Vannucci (Università di Pisa): politica poco interessata a combattere la corruzione

di | 3 febbraio 2014 | politica | 0 commenti

vannucci“I partiti hanno altro a cui pensare in questo momento. È molto difficile che, nonostante le raccomandazioni dell’Europa, la corruzione torni al centro dell’agenda politica”. A parlare è il professor Alberto Vannucci, ideatore del Master in “Analisi, prevenzione e contrasto della criminalità organizzata e della corruzione” promosso dall’Università di Pisa in collaborazione con Avviso Pubblico e Libera, docente presso la facoltà di Scienze Politiche dell’ateneo toscano, tra i massimi studiosi del fenomeno. Al professore abbiamo chiesto di commentare il primo report della Commissione Ue sulla corruzione in Europa.

Professore perché la corruzione è un male così difficile da estirpare, specie in Italia?

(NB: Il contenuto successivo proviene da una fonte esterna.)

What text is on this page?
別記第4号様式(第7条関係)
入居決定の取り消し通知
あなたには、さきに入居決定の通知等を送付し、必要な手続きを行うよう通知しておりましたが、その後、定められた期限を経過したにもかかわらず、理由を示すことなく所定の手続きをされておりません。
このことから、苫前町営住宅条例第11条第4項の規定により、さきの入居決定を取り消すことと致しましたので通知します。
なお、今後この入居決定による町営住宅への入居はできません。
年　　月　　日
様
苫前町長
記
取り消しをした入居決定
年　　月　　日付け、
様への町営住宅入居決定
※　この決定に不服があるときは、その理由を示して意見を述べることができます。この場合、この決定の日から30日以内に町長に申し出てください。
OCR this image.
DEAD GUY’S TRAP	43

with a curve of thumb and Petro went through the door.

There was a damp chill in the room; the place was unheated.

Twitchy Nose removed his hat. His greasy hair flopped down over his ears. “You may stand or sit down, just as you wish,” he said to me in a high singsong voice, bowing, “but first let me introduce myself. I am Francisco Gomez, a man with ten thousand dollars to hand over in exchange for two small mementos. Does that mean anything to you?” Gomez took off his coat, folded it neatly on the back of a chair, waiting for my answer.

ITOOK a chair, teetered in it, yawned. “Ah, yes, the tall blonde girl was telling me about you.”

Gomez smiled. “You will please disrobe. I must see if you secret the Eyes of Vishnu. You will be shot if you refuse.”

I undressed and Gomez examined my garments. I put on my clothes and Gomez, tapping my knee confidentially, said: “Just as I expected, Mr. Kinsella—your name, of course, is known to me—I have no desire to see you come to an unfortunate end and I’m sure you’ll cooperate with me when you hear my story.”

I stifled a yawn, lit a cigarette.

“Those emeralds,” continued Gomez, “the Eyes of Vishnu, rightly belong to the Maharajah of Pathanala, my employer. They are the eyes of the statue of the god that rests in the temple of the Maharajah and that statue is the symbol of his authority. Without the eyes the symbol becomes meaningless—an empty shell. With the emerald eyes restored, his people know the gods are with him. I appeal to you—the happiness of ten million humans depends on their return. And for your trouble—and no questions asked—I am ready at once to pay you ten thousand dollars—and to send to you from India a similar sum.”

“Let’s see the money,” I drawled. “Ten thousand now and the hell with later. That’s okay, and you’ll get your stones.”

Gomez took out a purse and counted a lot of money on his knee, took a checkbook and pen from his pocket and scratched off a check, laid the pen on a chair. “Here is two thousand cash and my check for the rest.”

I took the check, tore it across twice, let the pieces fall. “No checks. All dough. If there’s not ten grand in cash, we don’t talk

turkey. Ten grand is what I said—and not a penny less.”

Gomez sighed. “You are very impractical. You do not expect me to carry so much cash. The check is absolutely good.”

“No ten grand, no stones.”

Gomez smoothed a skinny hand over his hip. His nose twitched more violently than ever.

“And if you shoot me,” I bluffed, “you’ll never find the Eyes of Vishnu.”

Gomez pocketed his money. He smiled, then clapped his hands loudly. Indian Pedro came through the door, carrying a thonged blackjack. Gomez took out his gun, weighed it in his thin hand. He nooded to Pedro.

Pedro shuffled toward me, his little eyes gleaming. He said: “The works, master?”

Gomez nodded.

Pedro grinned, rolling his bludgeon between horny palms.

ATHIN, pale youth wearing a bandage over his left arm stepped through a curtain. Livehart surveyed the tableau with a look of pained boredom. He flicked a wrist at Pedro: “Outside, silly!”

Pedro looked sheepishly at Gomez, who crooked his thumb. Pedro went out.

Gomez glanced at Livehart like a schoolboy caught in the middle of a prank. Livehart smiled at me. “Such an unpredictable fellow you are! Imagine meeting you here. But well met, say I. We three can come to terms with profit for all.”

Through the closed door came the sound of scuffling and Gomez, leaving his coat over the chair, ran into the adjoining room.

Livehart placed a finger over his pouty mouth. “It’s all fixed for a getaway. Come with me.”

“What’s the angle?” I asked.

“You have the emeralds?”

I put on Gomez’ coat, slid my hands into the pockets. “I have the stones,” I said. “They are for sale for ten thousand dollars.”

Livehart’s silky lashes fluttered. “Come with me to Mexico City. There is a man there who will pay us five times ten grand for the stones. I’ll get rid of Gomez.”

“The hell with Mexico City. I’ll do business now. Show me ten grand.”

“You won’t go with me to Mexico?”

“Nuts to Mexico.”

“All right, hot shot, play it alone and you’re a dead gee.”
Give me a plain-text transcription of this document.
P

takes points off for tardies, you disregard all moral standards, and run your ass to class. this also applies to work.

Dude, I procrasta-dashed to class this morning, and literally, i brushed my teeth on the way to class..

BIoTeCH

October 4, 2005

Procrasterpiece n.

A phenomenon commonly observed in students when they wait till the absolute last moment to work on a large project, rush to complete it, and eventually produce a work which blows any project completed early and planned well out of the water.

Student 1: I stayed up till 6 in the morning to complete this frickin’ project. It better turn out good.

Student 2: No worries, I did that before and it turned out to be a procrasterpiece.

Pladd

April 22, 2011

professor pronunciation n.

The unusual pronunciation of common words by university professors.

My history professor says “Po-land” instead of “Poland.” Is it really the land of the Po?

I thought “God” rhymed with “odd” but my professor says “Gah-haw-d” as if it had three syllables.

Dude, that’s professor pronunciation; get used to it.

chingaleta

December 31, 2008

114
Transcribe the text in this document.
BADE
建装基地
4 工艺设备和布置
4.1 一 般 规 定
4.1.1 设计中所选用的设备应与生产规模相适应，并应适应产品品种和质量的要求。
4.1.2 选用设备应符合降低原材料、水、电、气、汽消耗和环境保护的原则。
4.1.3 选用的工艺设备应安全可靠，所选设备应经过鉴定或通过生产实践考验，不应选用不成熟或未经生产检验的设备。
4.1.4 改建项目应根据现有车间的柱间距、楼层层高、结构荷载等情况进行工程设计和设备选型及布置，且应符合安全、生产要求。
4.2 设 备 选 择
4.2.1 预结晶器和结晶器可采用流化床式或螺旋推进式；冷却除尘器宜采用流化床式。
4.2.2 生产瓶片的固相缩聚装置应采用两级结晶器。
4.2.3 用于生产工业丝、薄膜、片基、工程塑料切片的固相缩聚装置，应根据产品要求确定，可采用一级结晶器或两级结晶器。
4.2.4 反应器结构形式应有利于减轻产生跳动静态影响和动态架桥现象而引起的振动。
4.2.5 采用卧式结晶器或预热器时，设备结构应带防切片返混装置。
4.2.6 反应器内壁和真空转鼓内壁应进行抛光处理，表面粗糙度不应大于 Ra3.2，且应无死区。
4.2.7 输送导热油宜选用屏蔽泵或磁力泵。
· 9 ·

Il rapporto dimostra che la preoccupazione della corruzione è comune a molti Paesi, ma l’Italia, per una serie di motivi di cui parleremo a breve, costituisce un’anomalia. Il rapporto non dà risposte alla sua domanda. Leggendo tra le righe le raccomandazioni si capisce che almeno una causa profonda del persistere della corruzione è individuabile nel limite da parte della politica di farsi carico del problema. Sembra quasi che l’Europa ci dica qualcosa che va oltre la semplice individuazione delle carenze di un sistema. Qui, mi pare di capire, c’è un accusa implicita non solo di avere rimosso il problema ma anche di aver creato le condizioni che questo si ricrei.

A cosa si riferisce?

Penso a provvedimenti tipo le leggi “ad personam”, oppure alle norme che disciplinano il funzionamento della prescrizione. Si tratta di punti cruciali che, nei fatti, hanno vanificato l’efficacia delle politiche anti-corruzione. Anzi le dico di più: in questo modo si sono create delle politiche di favore. Se c’è un fattore che ha paralizzato il nostro Paese facendo in modo che non uscisse da tangentopoli è il disinteresse della classe politica che ha rimosso il problema, anziché affrontarlo e risolverlo.

Eppure la corruzione ha un costo elevatissimo…

Certo. Sessanta miliardi di euro all’anno non sono soltanto una zavorra a carico dei cittadini, ma costituiscono un profitto per chi fa parte del sistema. Ovviamente più il fenomeno viene combattuto in maniera flebile più si alza l’asticella della illegalità. Purtroppo, in un momento storico in cui la politica dovrebbe, per ritrovare la propria credibilità, individuare le soluzioni adeguate, anche per garantire la competitività del sistema, vengono lanciati segnali a dir poco inquietanti che fanno crollare la fiducia dei cittadini nelle istituzioni.

Quali sono questi segnali di cui parla?

L’introduzione di norme che favoriscono il sistema corruttivo. Si vuole far arrivare ai cittadini il messaggio che poi, tutto sommato, la corruzione non è un gran male e che è gestibile con l’ordinaria amministrazione. Invece si tratta di una vera e propria emergenza nazionale.

Per questo ha ideato il master in “Analisi, prevenzione e contrasto della criminalità organizzata e della corruzione”?

Proprio così. L’esperienza è arrivata al quarto anno di vita, grazie alla collaborazione tra l’Università di Pisa, l’associazione Libera contro le mafie, che non ha bisogno di presentazioni, e Avviso pubblico che è una organizzazione di cui fanno parte tanti amministratori di enti locali che si battono per l’affermazione della cultura della legalità e contro le infiltrazioni della criminalità organizzata. L’idea mi è nata perché ci siamo accorti che sul tema della corruzione in Italia il mondo accademico era latitante. Formiamo professionisti dell’etica pubblica, ossia soggetti capaci di leggere i segnali e i danni prodotti dalla corruzione nella speranza che la politica ne faccia tesoro.

L’Italia ha già una legge sulla corruzione. Ne serve un’altra?

Lei si riferisce alla legge 190 del 2012 che, per usare un eufemismo, presenta enormi lacune. Anzi, su alcuni profili, è addirittura peggiorativa del preesistente. Quindi a voler essere ottimisti, si tratta di un primissimo passo. È necessario che la politica si risvegli ed esca dal torpore nel quale è piombata negli ultimi vent’anni.

Riusciranno i partiti a fare proprie le raccomandazioni della Ue?

I partiti, adesso, hanno altro a cui pensare. La corruzione, purtroppo, non è né di destra, né di sinistra, come dimostrano anche recenti fatti di cronaca, ma rientra in una concezione alta della politica. Il fatto che la lotta alla corruzione sia stata rimossa dall’agenda politica la dice lunga sulla volontà politica di debellarla.